Il faut savoir douter où il faut, se soumettre où il faut, croire où il faut.
Blaise Pascal

Moi, je ne sais plus ni où me mettre, ni à quoi me soumettre. En quel foyer placer ma raison moribonde? La sagesse de Pascal ne m’est plus d’aucune aide. Je ne puis ni m’en remettre à Dieu, ni aux sages et prophètes qui ont jalonné l’histoire. C’est, voyez vous, qu’il m’est arrivé la semaine dernière une aventure rocambolesque qui m’a tant ébranlé qu’aujourd’hui, ne pouvant croire aux événements que j’hésite encore à raconter, je me sens mou comme le bousin du printemps, effarouché comme un homme devant la Faucheuse; car pour l’homme rationnel, l’expérience du surnaturel ne trouve son égal qu’en le trépas.

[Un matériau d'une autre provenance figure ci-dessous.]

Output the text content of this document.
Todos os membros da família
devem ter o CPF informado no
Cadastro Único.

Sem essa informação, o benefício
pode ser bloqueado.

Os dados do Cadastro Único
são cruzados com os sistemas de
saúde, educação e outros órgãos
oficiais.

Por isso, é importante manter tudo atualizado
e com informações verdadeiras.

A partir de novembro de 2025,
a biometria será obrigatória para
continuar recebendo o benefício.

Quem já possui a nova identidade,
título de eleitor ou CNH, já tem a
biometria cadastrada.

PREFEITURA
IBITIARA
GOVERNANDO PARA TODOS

Dois-je supposer que mon cerveau ait mal construit le puzzle des milliards de photons qu’ont captés mes yeux durant ces heures fatales; croire que les tambours de mon ouïe aient succombé aux rythmes hypnotiques de quelque génie machiavélique; que les parfums que mes naseaux ont filtrés aient été ceux d’un maître des illusions sordide; que cette soirée n’ait été qu’une séance de Fantasia virée au cauchemar? Sur quelle cime de quel arbre poser l’oiseau migrateur de mes interrogations?

Je vous le jure, jamais n’eussé-je cru possible de voir s’effondrer en si peu de temps l’édifice de mon intellect, ni de voir disparaître les fondations de ma conscience comme si jamais je n’eusse par elles soutenu quoique ce fusse. Je suis perdu, surfant sur la houle menaçante de l’insanité, dirigé malgré moi vers la berge de la folie. Mon âme n’est désormais plus qu’un désert prisonnier entre les infranchissables montagnes du savoir et les mers incommensurables de la philosophie. J’erre dans un samsara sans issue.

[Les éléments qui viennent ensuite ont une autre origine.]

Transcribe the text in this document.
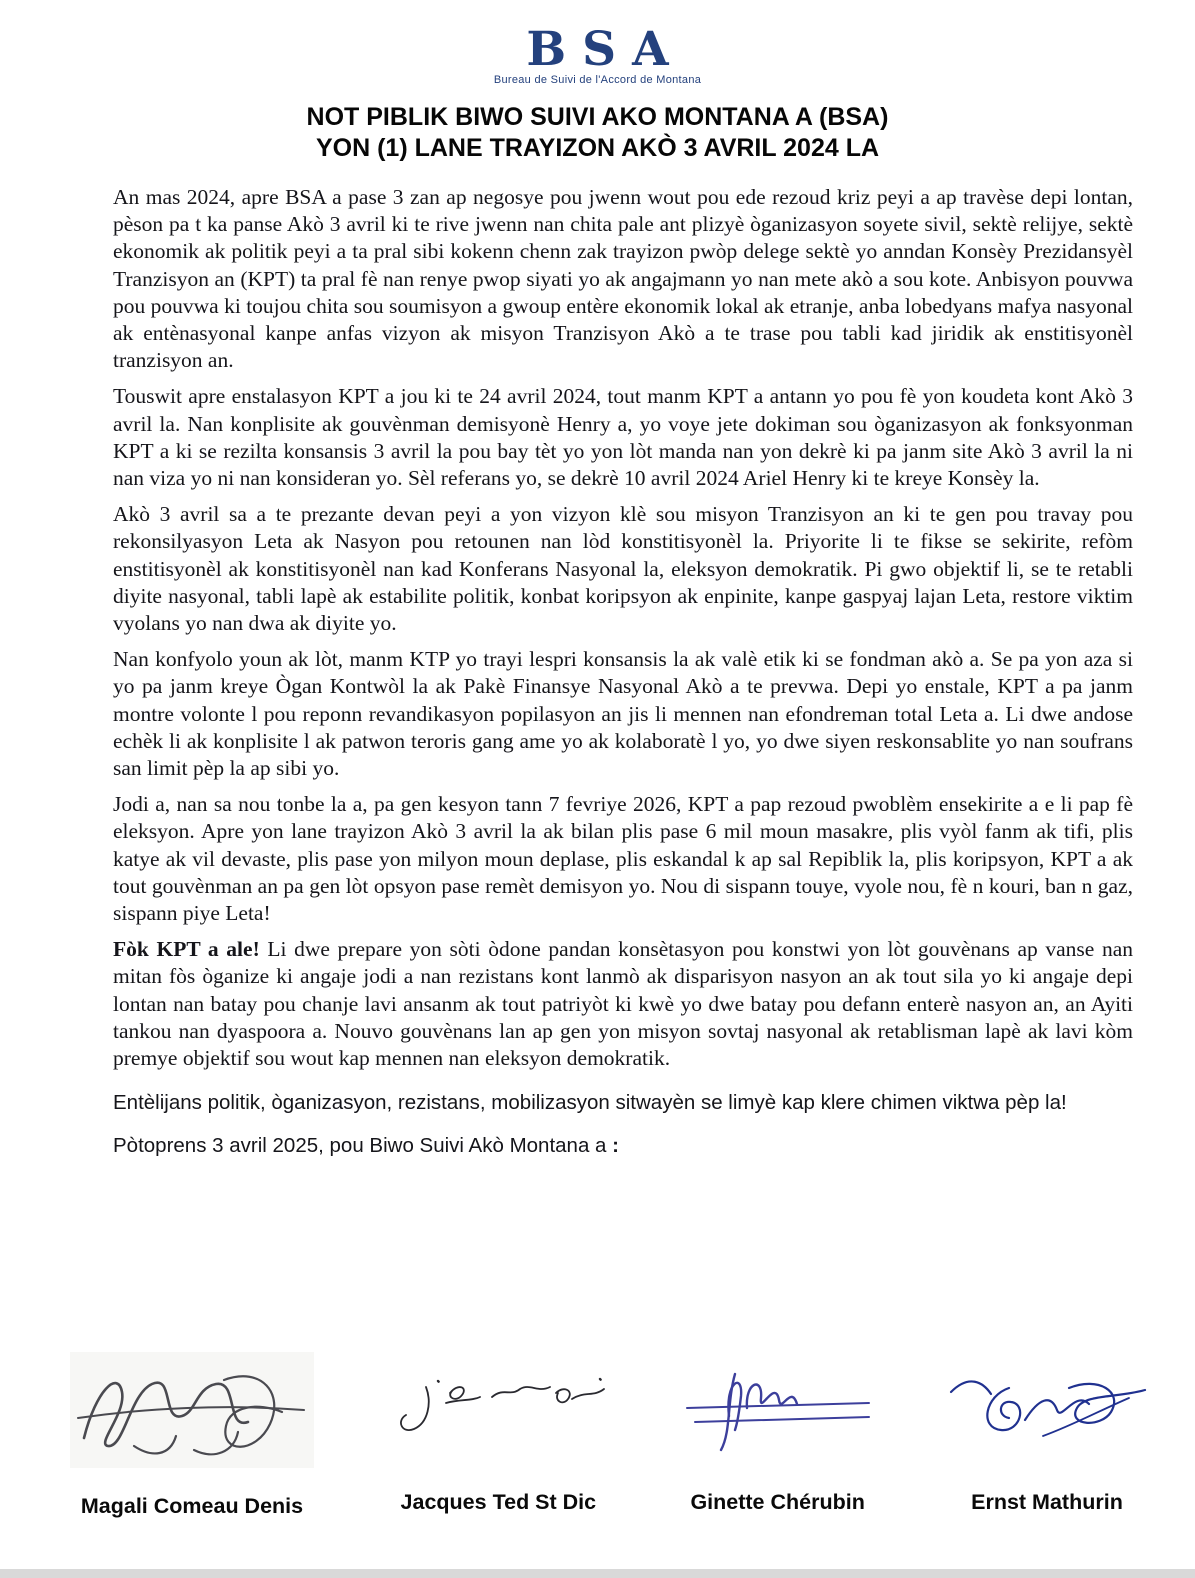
BSA
Bureau de Suivi de l'Accord de Montana
NOT PIBLIK BIWO SUIVI AKO MONTANA A (BSA)
YON (1) LANE TRAYIZON AKÒ 3 AVRIL 2024 LA

An mas 2024, apre BSA a pase 3 zan ap negosye pou jwenn wout pou ede rezoud kriz peyi a ap travèse depi lontan, pèson pa t ka panse Akò 3 avril ki te rive jwenn nan chita pale ant plizyè òganizasyon soyete sivil, sektè relijye, sektè ekonomik ak politik peyi a ta pral sibi kokenn chenn zak trayizon pwòp delege sektè yo anndan Konsèy Prezidansyèl Tranzisyon an (KPT) ta pral fè nan renye pwop siyati yo ak angajmann yo nan mete akò a sou kote. Anbisyon pouvwa pou pouvwa ki toujou chita sou soumisyon a gwoup entère ekonomik lokal ak etranje, anba lobedyans mafya nasyonal ak entènasyonal kanpe anfas vizyon ak misyon Tranzisyon Akò a te trase pou tabli kad jiridik ak enstitisyonèl tranzisyon an.

Touswit apre enstalasyon KPT a jou ki te 24 avril 2024, tout manm KPT a antann yo pou fè yon koudeta kont Akò 3 avril la. Nan konplisite ak gouvènman demisyonè Henry a, yo voye jete dokiman sou òganizasyon ak fonksyonman KPT a ki se rezilta konsansis 3 avril la pou bay tèt yo yon lòt manda nan yon dekrè ki pa janm site Akò 3 avril la ni nan viza yo ni nan konsideran yo. Sèl referans yo, se dekrè 10 avril 2024 Ariel Henry ki te kreye Konsèy la.

Akò 3 avril sa a te prezante devan peyi a yon vizyon klè sou misyon Tranzisyon an ki te gen pou travay pou rekonsilyasyon Leta ak Nasyon pou retounen nan lòd konstitisyonèl la. Priyorite li te fikse se sekirite, refòm enstitisyonèl ak konstitisyonèl nan kad Konferans Nasyonal la, eleksyon demokratik. Pi gwo objektif li, se te retabli diyite nasyonal, tabli lapè ak estabilite politik, konbat koripsyon ak enpinite, kanpe gaspyaj lajan Leta, restore viktim vyolans yo nan dwa ak diyite yo.

Nan konfyolo youn ak lòt, manm KTP yo trayi lespri konsansis la ak valè etik ki se fondman akò a. Se pa yon aza si yo pa janm kreye Ògan Kontwòl la ak Pakè Finansye Nasyonal Akò a te prevwa. Depi yo enstale, KPT a pa janm montre volonte l pou reponn revandikasyon popilasyon an jis li mennen nan efondreman total Leta a. Li dwe andose echèk li ak konplisite l ak patwon teroris gang ame yo ak kolaboratè l yo, yo dwe siyen reskonsablite yo nan soufrans san limit pèp la ap sibi yo.

Jodi a, nan sa nou tonbe la a, pa gen kesyon tann 7 fevriye 2026, KPT a pap rezoud pwoblèm ensekirite a e li pap fè eleksyon. Apre yon lane trayizon Akò 3 avril la ak bilan plis pase 6 mil moun masakre, plis vyòl fanm ak tifi, plis katye ak vil devaste, plis pase yon milyon moun deplase, plis eskandal k ap sal Repiblik la, plis koripsyon, KPT a ak tout gouvènman an pa gen lòt opsyon pase remèt demisyon yo. Nou di sispann touye, vyole nou, fè n kouri, ban n gaz, sispann piye Leta!

Fòk KPT a ale! Li dwe prepare yon sòti òdone pandan konsètasyon pou konstwi yon lòt gouvènans ap vanse nan mitan fòs òganize ki angaje jodi a nan rezistans kont lanmò ak disparisyon nasyon an ak tout sila yo ki angaje depi lontan nan batay pou chanje lavi ansanm ak tout patriyòt ki kwè yo dwe batay pou defann enterè nasyon an, an Ayiti tankou nan dyaspoora a. Nouvo gouvènans lan ap gen yon misyon sovtaj nasyonal ak retablisman lapè ak lavi kòm premye objektif sou wout kap mennen nan eleksyon demokratik.

Entèlijans politik, òganizasyon, rezistans, mobilizasyon sitwayèn se limyè kap klere chimen viktwa pèp la!

Pòtoprens 3 avril 2025, pou Biwo Suivi Akò Montana a :

Magali Comeau Denis	Jacques Ted St Dic	Ginette Chérubin	Ernst Mathurin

A la fin de ces lignes, le lecteur voudra me recommander aux psychiatres, aux prêtres, aux homéopathes ou à je ne sais trop quels autres charlatans. Qu’on le rassure, j’ai amplement eu le loisir de me demander, avec la rigueur de tout intellectuel qui se respecte, si la folie ne m’avait pas gagné, si effectivement je n’aurais pas subi un accès de schizophrénie ou si je n’ai pas été simplement la victime de délires provoqués par une drogue que l’on m’aurait à mon insu administrée. J’ai écarté la première hypothèse; l’incident est isolé et je ne manifeste aucun autre symptôme de ces graves maladies. Il semble invraisemblable de croire que j’aie pu avoir été intoxiqué par le serveur du Balthazar, un ami de longue date, ou par toute autre client, puisque j’étais ce soir là fin seul à boire une eau gazéifiée à la lime en lisant un ouvrage de Carl Gustav Jung. Je ne puis conclure, bien malgré moi, qu’à une intervention de l’occulte.

Je sens toutefois que l’impatience vous gagne et qu’il est temps d’amorcer le récit de cette soirée abracadabrante qui sonna, j’en ai bien peur, le glas de ma raison.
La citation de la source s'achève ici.